Quando a arte se quer ativista e sem desperdício

Esta quarta-feira, 26 de julho, assinala-se o Dia dos Avós – um dia sentido para a eco-artista lusoamericana Melanie Alves, que viu no falecimento da sua avó (na altura da pandemia), a oportunidade de passar uma “mensagem ativista”, através do seu trabalho.

Melanie Alves

A Ambiente Magazine foi conhecer a autora da instalação de arte urbana “O Colo Como Ativismo”, para saber mais sobre a história por de trás da sua preparação e como o upcycling é mote no seu trabalho artístico.

No Espaço Cultural The Hood, na Praça Central do Centro Comercial UBBO, na Amadora, encontra-se Melanie a recompor partes da sua obra que, diariamente, é tocada pelas pessoas que ali passam. Porém, não é algo que a incomoda – pelo contrário – para ela a arte deve ser pública e deve ser de todos.

Esta instalação assemelha-se a uma casa, a “casa das memórias”, onde “a ideia é dar conforto às histórias destas avós da Amadora”, que a artista entrevistou, através do contacto com associações, redes sociais e a Universidade Sénior – uma forma de dar palco a uma geração que convive com a solidão e uma maneira de homenagear a sua própria avó, que Melanie sempre quis “entrevistar”, mas o tempo foi traiçoeiro.

A obra é composta por diversos elementos que transmitem algo de familiar, desde as botinhas, as roupas aos crochés doados pelas avós e mesmo aos poucos conteúdos que a artista conseguiu recuperar da casa da sua avó.

Mas, esta exposição também se faz de combate ao desperdício, com o uso de restos de tecidos, de caixas velhas, de bocados de portas, de molduras, de espelhos, de caixas de música antigas – tudo a ganhar uma segunda vida e a passar uma mensagem ecológica, além de uma experiência multissensorial, sendo que se pode tocar uma caixinha de música, ler uma mensagem bordada, sentar nos bancos, tocar os tecidos.

Melanie Alves revela que foi nos EUA que criou “uma grande consciência do desperdício”, sendo que “a partir do momento em que compro uma coisa, sou responsável por ela. Por isso, quando faço escultura, intervenções ou instalações tenho uma grande consciência do que estou a utilizar e tento sempre usar coisas em segunda, como aconteceu nesta exposição”, explica.

Todavia, isto não serve só para fazer a obra corrente, sendo que pensa no que vem depois: “quando estou a produzir tenho um saco guardado no estúdio para todo o desperdício de cortes pequenos que já não vou utilizar e reaproveito para enchimento de almofadas”. O que ainda tem qualidade é reaproveitado para outras intervenções.

“A arte é um veículo espetacular para conseguir transparecer todos estes fatores [sustentáveis] e do que está a acontecer no mundo”

E como conseguiu tanto tecido?
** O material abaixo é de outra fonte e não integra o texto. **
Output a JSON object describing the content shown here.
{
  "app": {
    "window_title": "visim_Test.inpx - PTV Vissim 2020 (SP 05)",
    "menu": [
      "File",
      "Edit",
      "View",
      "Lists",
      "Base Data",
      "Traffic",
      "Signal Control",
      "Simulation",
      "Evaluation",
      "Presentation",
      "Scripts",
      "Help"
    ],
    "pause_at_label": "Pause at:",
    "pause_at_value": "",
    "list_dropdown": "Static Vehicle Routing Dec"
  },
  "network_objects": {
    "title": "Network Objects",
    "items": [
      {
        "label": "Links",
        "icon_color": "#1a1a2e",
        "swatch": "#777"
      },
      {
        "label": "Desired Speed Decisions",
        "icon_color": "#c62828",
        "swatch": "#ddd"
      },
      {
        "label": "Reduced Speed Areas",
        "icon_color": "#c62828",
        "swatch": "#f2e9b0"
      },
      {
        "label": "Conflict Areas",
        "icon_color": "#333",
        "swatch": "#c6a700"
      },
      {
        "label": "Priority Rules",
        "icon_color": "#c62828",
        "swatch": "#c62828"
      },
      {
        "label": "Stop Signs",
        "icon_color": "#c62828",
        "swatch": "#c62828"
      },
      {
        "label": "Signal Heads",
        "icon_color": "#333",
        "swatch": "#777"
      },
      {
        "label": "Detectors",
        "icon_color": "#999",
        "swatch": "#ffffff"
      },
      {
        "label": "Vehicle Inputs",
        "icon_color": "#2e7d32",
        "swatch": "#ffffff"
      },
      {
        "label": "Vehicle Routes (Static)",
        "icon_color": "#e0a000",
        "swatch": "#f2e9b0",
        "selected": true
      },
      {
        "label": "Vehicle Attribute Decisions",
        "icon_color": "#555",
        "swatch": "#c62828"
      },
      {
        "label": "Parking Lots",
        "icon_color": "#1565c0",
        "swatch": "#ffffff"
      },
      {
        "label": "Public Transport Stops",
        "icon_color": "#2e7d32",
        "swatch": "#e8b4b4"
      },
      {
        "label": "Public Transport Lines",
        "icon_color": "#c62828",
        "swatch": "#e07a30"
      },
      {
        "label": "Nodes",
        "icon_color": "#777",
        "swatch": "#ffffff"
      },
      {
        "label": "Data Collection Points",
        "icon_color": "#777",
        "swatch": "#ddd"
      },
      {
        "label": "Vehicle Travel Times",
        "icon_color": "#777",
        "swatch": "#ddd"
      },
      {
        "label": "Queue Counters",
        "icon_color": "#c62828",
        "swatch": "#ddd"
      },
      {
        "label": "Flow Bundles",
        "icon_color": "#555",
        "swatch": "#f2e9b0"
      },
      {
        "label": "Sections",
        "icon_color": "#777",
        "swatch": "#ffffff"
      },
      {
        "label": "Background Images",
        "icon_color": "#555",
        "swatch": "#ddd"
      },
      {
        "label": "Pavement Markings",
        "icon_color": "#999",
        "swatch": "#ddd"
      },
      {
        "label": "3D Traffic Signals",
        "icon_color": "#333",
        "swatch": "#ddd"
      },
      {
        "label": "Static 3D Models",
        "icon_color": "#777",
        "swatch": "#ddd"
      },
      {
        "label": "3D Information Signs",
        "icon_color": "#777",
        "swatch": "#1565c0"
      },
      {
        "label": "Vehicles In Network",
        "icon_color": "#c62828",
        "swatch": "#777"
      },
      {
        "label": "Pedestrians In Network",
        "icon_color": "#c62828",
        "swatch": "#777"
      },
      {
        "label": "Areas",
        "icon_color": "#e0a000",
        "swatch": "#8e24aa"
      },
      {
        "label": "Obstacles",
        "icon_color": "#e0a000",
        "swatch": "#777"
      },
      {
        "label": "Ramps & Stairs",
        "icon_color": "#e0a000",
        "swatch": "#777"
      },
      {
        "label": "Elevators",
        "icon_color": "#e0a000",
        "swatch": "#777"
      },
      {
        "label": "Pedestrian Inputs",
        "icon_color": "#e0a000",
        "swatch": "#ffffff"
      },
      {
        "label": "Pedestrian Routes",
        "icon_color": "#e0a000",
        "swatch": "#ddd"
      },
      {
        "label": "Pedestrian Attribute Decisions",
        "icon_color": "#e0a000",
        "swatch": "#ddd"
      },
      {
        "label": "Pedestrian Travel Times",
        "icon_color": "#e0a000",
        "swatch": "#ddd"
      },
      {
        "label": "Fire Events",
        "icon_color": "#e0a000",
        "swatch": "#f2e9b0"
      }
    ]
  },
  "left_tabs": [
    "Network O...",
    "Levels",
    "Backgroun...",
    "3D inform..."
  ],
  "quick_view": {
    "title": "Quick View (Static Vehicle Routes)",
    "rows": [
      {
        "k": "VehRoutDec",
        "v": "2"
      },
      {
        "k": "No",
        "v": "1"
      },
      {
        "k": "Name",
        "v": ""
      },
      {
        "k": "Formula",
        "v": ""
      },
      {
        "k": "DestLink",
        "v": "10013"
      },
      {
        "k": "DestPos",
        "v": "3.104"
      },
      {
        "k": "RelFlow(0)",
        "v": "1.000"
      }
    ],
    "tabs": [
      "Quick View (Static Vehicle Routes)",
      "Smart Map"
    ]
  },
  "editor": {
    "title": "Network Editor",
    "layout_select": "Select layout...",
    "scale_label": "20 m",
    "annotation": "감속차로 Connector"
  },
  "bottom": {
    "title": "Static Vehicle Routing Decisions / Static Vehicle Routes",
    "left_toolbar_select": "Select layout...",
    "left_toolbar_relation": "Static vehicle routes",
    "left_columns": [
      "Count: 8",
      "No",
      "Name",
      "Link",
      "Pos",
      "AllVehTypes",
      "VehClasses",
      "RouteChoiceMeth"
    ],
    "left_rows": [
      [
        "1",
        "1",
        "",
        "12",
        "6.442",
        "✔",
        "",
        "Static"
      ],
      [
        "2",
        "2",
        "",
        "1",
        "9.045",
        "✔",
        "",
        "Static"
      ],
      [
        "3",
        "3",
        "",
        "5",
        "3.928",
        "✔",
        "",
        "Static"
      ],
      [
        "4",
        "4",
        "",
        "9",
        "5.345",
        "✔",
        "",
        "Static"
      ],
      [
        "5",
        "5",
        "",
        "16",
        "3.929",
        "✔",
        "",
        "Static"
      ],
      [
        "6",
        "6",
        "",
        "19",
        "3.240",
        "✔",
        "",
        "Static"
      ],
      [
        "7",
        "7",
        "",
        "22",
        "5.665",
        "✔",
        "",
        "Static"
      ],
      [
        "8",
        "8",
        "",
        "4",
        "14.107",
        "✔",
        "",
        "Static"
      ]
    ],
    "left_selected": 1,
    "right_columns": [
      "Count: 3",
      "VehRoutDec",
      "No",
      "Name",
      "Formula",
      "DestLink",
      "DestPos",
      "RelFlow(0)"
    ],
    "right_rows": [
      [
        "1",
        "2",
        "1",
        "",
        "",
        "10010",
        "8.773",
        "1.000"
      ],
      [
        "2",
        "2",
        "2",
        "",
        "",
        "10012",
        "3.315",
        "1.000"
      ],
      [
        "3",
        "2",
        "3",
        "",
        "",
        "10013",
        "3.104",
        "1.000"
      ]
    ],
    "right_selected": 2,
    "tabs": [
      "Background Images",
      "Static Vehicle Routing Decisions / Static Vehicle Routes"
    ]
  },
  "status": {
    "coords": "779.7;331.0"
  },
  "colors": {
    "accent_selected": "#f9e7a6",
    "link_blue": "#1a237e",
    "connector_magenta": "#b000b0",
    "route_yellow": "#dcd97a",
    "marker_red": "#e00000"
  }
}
Foram, pois, fábricas portuguesas que os doaram, de boa vontade, assegura Melanie – as pessoas “ficam muito interessadas e intrigadas pelo facto de haver marcas que doam imenso e pensam que isso não era possível”, mas a verdade é que “sem este apoio ia ser muito difícil porque, a nível económico, estar a comprar em segunda mão não seria viável”.

O que não foi usado nesta instalação, a artista tem dividido e encaixotado para ser usado em futuros trabalhos: “acho que em todas as áreas é preciso ter muita consciência, mas, ao nível da arte, é na escolha de materiais, na escolha do conceito, perguntas de “porquê” e de “e porque não”, e ver o peso e o impacto que tem”, diz a artista, acrescentando que “dá para funcionar e dá para fazer as coisas de forma a que respeitem o meio ambiente”.

Para Melanie, a sua arte cria-se sempre a partir de algo “apaixonante e importante” para si, mas o objetivo é tocar a mais pessoas, como é o caso do “Colo Como Ativismo”, onde se quer “formatar a mentalidade” em relação aos consumos, ao tempo das coisas e ao prazo da vida.

“Quero que a minha arte seja conhecida como uma arte de e para a comunidade, para todo o público, mas feita também de partes da comunidade, feita de pedaços de nós. O mundo já tem imensos objetos e devemos ter mais consciência do que compramos e do que necessitamos. Se puder ser reconhecida como uma artista que usa maioritariamente material reutilizável e que fala para a comunidade, realizei um sonho”, conclui.

A instalação “Colo Como Ativismo” tem entrada grátis, das 10h às 23h, até 31 de agosto.